P3-29 Cross-laboratory Comparative Study of the Impact of Experimental and Regression Methodologies on Salmonella Thermal Inactivation Parameters

Wednesday, July 25, 2012
Exhibit Hall (Rhode Island Convention Center)
Ian Hildebrandt, Michigan State University, East Lansing, MI
Bradley Marks, Michigan State University, East Lansing, MI
Vijay Juneja, U.S. Department of Agriculture-ARS-ERRC, Wyndmoor, PA
Angie Osoria, U.S. Department of Agriculture-ARS-ERRC, Wyndmoor, PA
Nicole Hall, Michigan State University, East Lansing, MI
Introduction: Thermal inactivation studies often are aimed at testing the effects of various product factors on the inactivation rate of pathogens. However, the lack of standardized methods causes significant difficulties when trying to compare results across studies, and also limits the utility of merged data sets for meta-analyses or improved inactivation models.

Purpose: Therefore, the objective was to conduct a comparative study across two laboratories to determine whether experimental methodologies for isothermal inactivation tests, or data processing methods, significantly affect resulting inactivation parameters.

Methods: Using the same batch of irradiated ground beef (2.3% fat) and an identical 8-serovar Salmonella cocktail, two separate laboratory groups (MSU and USDA) each performed two different isothermal inactivation trials (reps ≥ 2) at 60 °C, each using two methods previously published by each group. The mean initial inoculation level across all trials was 7.2 log CFU/g. The raw data were then pooled and analyzed independently by each group, with MSU computing D-values using linear regression of the log CFU/g data, and USDA computing D-values from the rate parameter from regression of the same data using DMFit.  The net result was a 2x2x2 study, with two laboratories, two experimental methodologies, and two analysis/regression methods. 
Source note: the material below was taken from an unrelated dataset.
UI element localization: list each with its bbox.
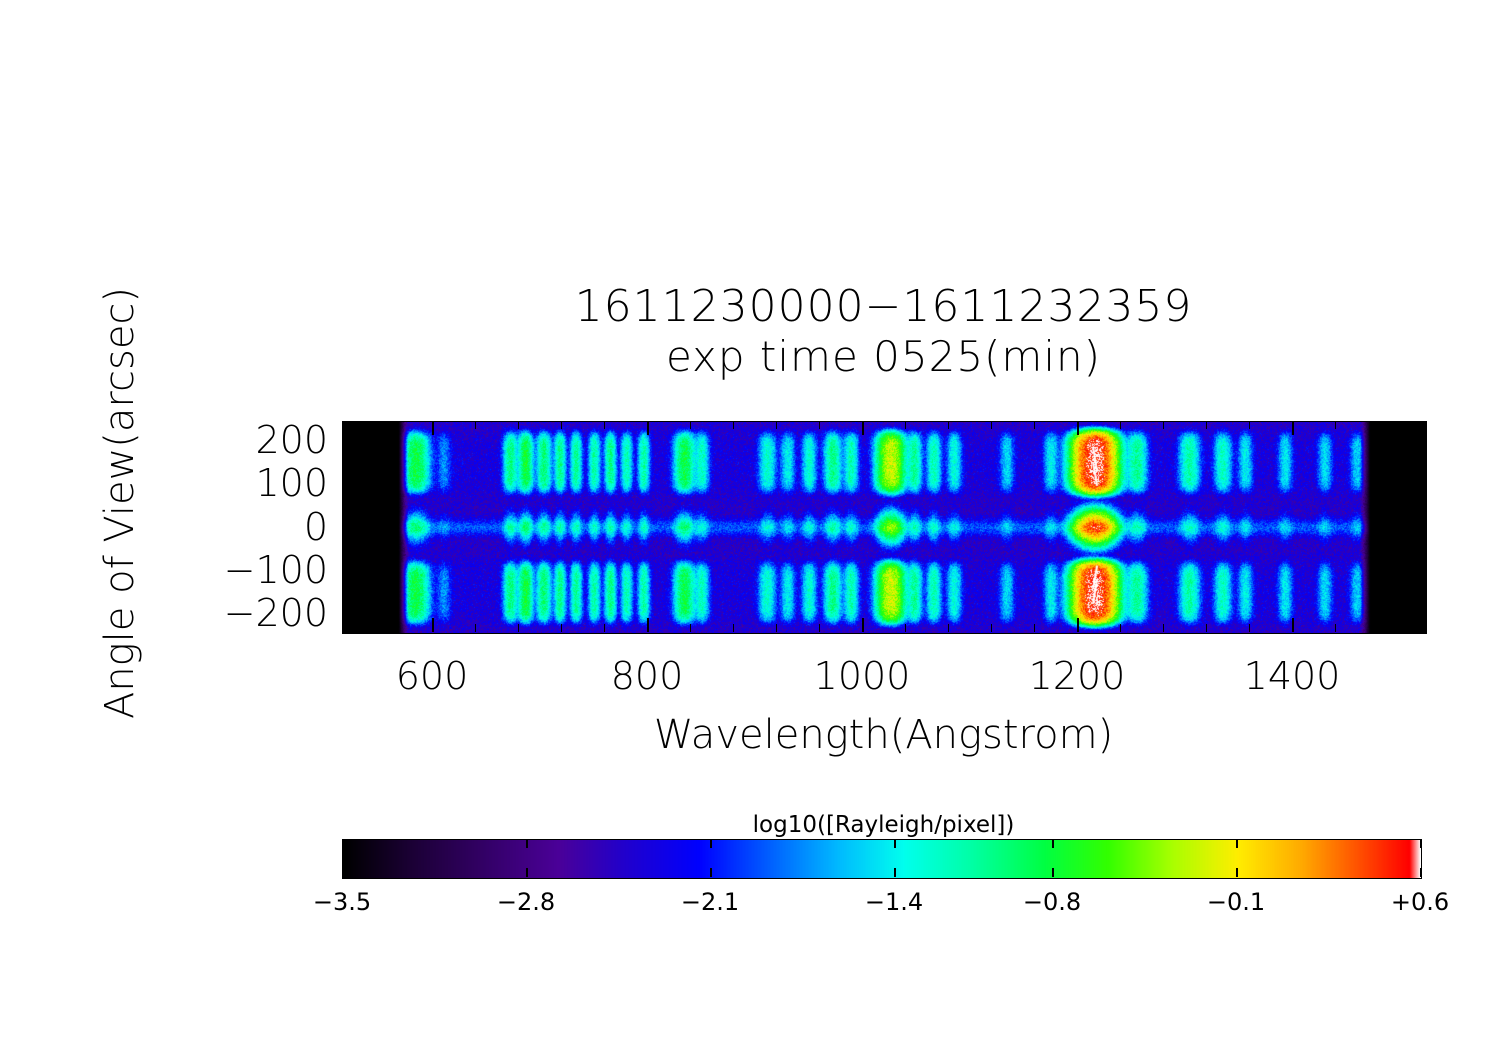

Results: In pairwise comparisons of the survivor data using analysis of covariance, the P values for intra-laboratory results (across methods) were 0.07 and 0.01, and for intra-method results (across laboratories) were 0.07 and 0.45.  When comparing the D-values determined using the two different regression methods by the respective groups, the differences were 3-6% or 21-40% when analyzing data generated by the two respective experimental methodologies, with D-values ranging from 0.88 to 2.2 min. 

Significance: Overall, the results indicate that experimental methodologies and data processing methods can significantly impact reported inactivation parameters across multiple laboratories, even when using identical cultures and food materials, supporting the importance of fully disclosing methodology details and considering standardization of methodologies in the field.